“A” component
Excerpt from the original CRV Manual Paul H. Smith (translated by Gunther Rattay, 1997):
The “feeling/motion” component of the ideogram. The “feeling/motion” is essentially the impression of the physical consistency (hard, soft, solid, fluid, gaseous, etc.) and contour/shape/motion of the site. For example, the monitor has selected, unknown to the viewer, a mountain as the trainee’s site. At the iteration of the coordinate, the trainee produces an appropriate ideogram, and responds verbally, at the same time as he writes it: “Rising up, peak, down.” This is the “motion” sensation he experienced as his pen produced the ideogram. He then says “solid” if having experienced the site as being solid as opposed to fluid or airy.

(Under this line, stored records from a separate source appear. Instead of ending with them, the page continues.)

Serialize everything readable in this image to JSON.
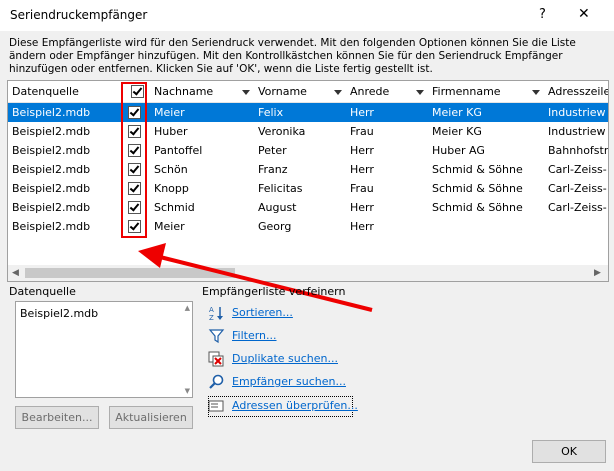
{
  "window": {
    "title": "Seriendruckempfänger",
    "help_glyph": "?",
    "close_glyph": "✕"
  },
  "description": "Diese Empfängerliste wird für den Seriendruck verwendet. Mit den folgenden Optionen können Sie die Liste ändern oder Empfänger hinzufügen. Mit den Kontrollkästchen können Sie für den Seriendruck Empfänger hinzufügen oder entfernen. Klicken Sie auf 'OK', wenn die Liste fertig gestellt ist.",
  "table": {
    "headers": [
      "Datenquelle",
      "",
      "Nachname",
      "Vorname",
      "Anrede",
      "Firmenname",
      "Adresszeile"
    ],
    "rows": [
      [
        "Beispiel2.mdb",
        "Meier",
        "Felix",
        "Herr",
        "Meier KG",
        "Industriew"
      ],
      [
        "Beispiel2.mdb",
        "Huber",
        "Veronika",
        "Frau",
        "Meier KG",
        "Industriew"
      ],
      [
        "Beispiel2.mdb",
        "Pantoffel",
        "Peter",
        "Herr",
        "Huber AG",
        "Bahnhofstr"
      ],
      [
        "Beispiel2.mdb",
        "Schön",
        "Franz",
        "Herr",
        "Schmid & Söhne",
        "Carl-Zeiss-"
      ],
      [
        "Beispiel2.mdb",
        "Knopp",
        "Felicitas",
        "Frau",
        "Schmid & Söhne",
        "Carl-Zeiss-"
      ],
      [
        "Beispiel2.mdb",
        "Schmid",
        "August",
        "Herr",
        "Schmid & Söhne",
        "Carl-Zeiss-"
      ],
      [
        "Beispiel2.mdb",
        "Meier",
        "Georg",
        "Herr",
        "",
        ""
      ]
    ],
    "selected_row": 0
  },
  "datenquelle": {
    "label": "Datenquelle",
    "items": [
      "Beispiel2.mdb"
    ],
    "edit_button": "Bearbeiten...",
    "refresh_button": "Aktualisieren"
  },
  "refine": {
    "label": "Empfängerliste verfeinern",
    "links": [
      "Sortieren...",
      "Filtern...",
      "Duplikate suchen...",
      "Empfänger suchen...",
      "Adressen überprüfen..."
    ]
  },
  "ok_button": "OK",
  "colors": {
    "selection": "#0078d7",
    "highlight": "#e00000",
    "link": "#0066cc"
  }
}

This is the “feeling” component of the Stage I process. There are at least five possible types of feelings: solidity, liquidity, energetics, airiness (that is, where there is more air space than anything else, such as some suspension bridges might manifest), and temperature. Other feeling descriptors are possible, but encountered only in rare circumstances and connected with unusual sites. These components and how they are expressed in structure will be discussed more fully below. Though in discussions of theory this aspect is usually addressed as “feeling/motion”, it will normally be the case in actual session work that the motion aspects decoded first with the feeling portion coming second.